SPD Nordhorn sorgt sich um die Schwimmfähigkeit von Kindern
Das grosse Schwimmerbecken im delfiNOH. (Foto: Marion Bußler-Schüler)

SPD Nordhorn sorgt sich um die Schwimmfähigkeit von Kindern

28. Juli 2017 0 Von Redaktion Ems-Vechte-News

Studie und Ertrinkungsfälle geben Anlass zur Sorge

Nordhorn. Zu Beginn des neuen Schuljahres greift die Nordhorner SPD ein Thema auf, das vor einigen Wochen ganz aktuell wurde durch den Tod eines Flüchtlings im Vechtesee und später eines weiteren Flüchtlings im Lohner See. „Diese tragischen Einzelfälle sind schon schlimm genug, aber werden unsere Kinder in Nordhorn auch sichere Schwimmer?“ fragt Harald Krebs, der Fraktionsvorsitzende der SPD im Rat der Stadt Nordhorn.
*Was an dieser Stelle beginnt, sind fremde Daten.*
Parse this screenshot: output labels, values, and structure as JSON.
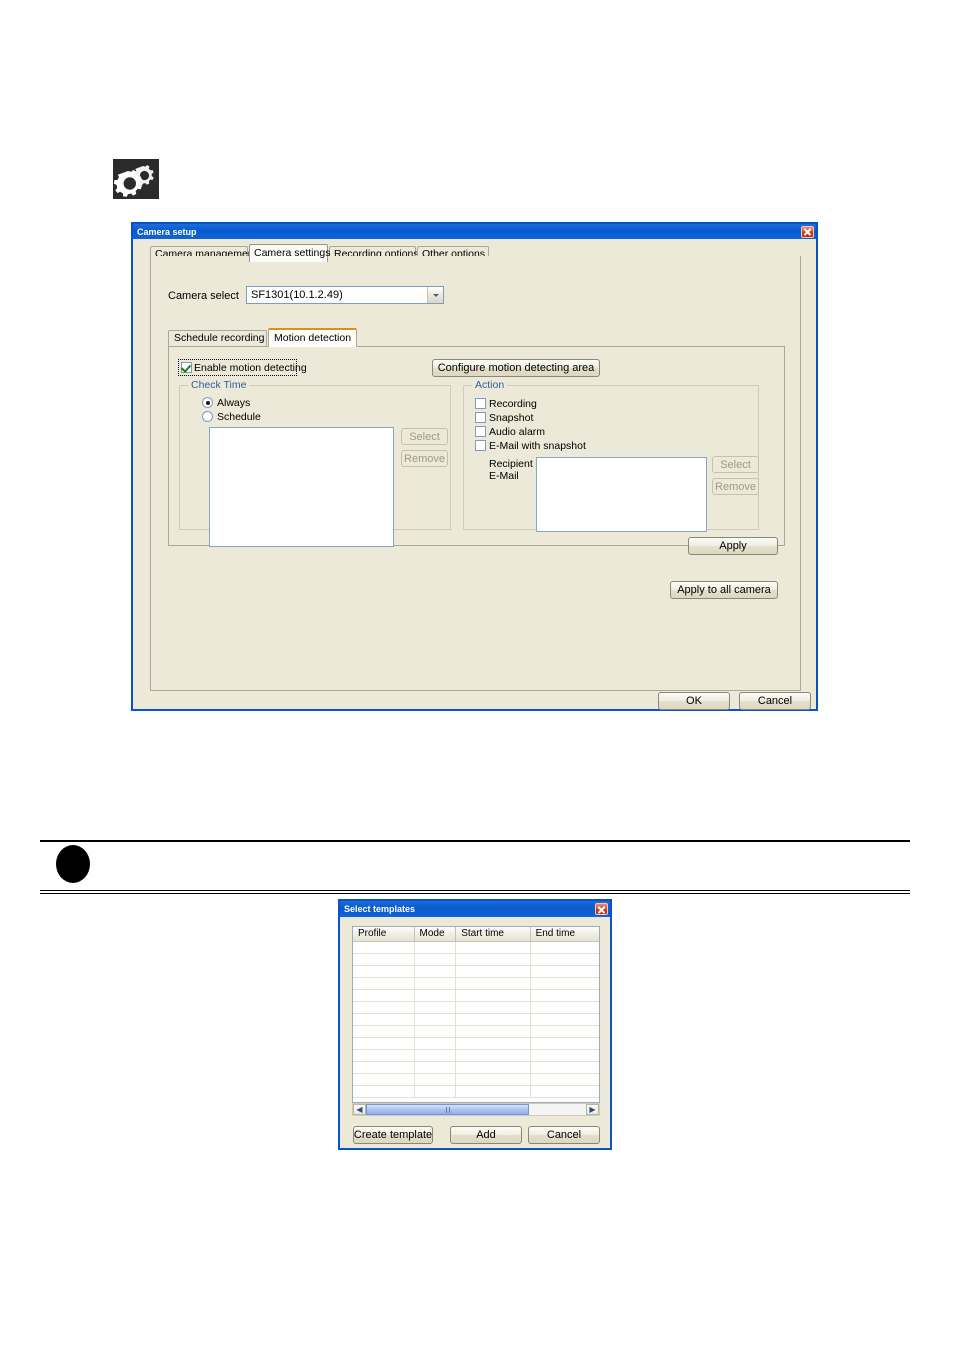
{
  "page": {
    "gear_icon": "gears-icon"
  },
  "camera_setup": {
    "title": "Camera setup",
    "close_label": "x",
    "tabs": [
      {
        "label": "Camera management",
        "selected": false
      },
      {
        "label": "Camera settings",
        "selected": true
      },
      {
        "label": "Recording options",
        "selected": false
      },
      {
        "label": "Other options",
        "selected": false
      }
    ],
    "camera_select_label": "Camera select",
    "camera_select_value": "SF1301(10.1.2.49)",
    "inner_tabs": [
      {
        "label": "Schedule recording",
        "selected": false
      },
      {
        "label": "Motion detection",
        "selected": true
      }
    ],
    "enable_motion_detecting": "Enable motion detecting",
    "enable_motion_detecting_checked": true,
    "configure_button": "Configure motion detecting area",
    "check_time": {
      "title": "Check Time",
      "always": "Always",
      "schedule": "Schedule",
      "selected": "Always",
      "select_button": "Select",
      "remove_button": "Remove",
      "list_value": ""
    },
    "action": {
      "title": "Action",
      "items": [
        {
          "label": "Recording",
          "checked": false
        },
        {
          "label": "Snapshot",
          "checked": false
        },
        {
          "label": "Audio alarm",
          "checked": false
        },
        {
          "label": "E-Mail with snapshot",
          "checked": false
        }
      ],
      "recipient_label_line1": "Recipient",
      "recipient_label_line2": "E-Mail",
      "recipient_value": "",
      "select_button": "Select",
      "remove_button": "Remove"
    },
    "apply_button": "Apply",
    "apply_all_button": "Apply to all camera",
    "ok_button": "OK",
    "cancel_button": "Cancel"
  },
  "select_templates": {
    "title": "Select templates",
    "close_label": "x",
    "columns": [
      "Profile",
      "Mode",
      "Start time",
      "End time"
    ],
    "rows": [],
    "row_count": 13,
    "scroll_left_icon": "◀",
    "scroll_right_icon": "▶",
    "create_template_button": "Create template",
    "add_button": "Add",
    "cancel_button": "Cancel"
  },
  "colors": {
    "titlebar_blue": "#0a5ad0",
    "dialog_face": "#ece9d8",
    "group_label_blue": "#2e5f9e",
    "active_inner_tab_orange": "#e09010",
    "close_red": "#d83a1c"
  }
}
So berichtet eine bundesweite Studie der DLRG eine rückläufige Schwimmfähigkeit der Kinder in Deutschland. Danach erreichen erreichen bis zum Abschluss der vierten Klasse nur die Hälfte der Kinder das Jugendschwimmabzeichen in Bronze. Ende der 80er-Jahre waren es mehr als 90 Prozent. Dieser sogenannte Freischwimmer gilt als Mindestvoraussetzung für sicheres Schwimmen. Die SPD hat deshalb einen umfangreichen Fragenkatalog an die Stadtverwaltung gerichtet – zu Zahlen über sichere Schwimmer und Nichtschwimmer, die Schwimmangebote und inwieweit die Schulen tatsächlich Schwimmzeiten wahrnehmen.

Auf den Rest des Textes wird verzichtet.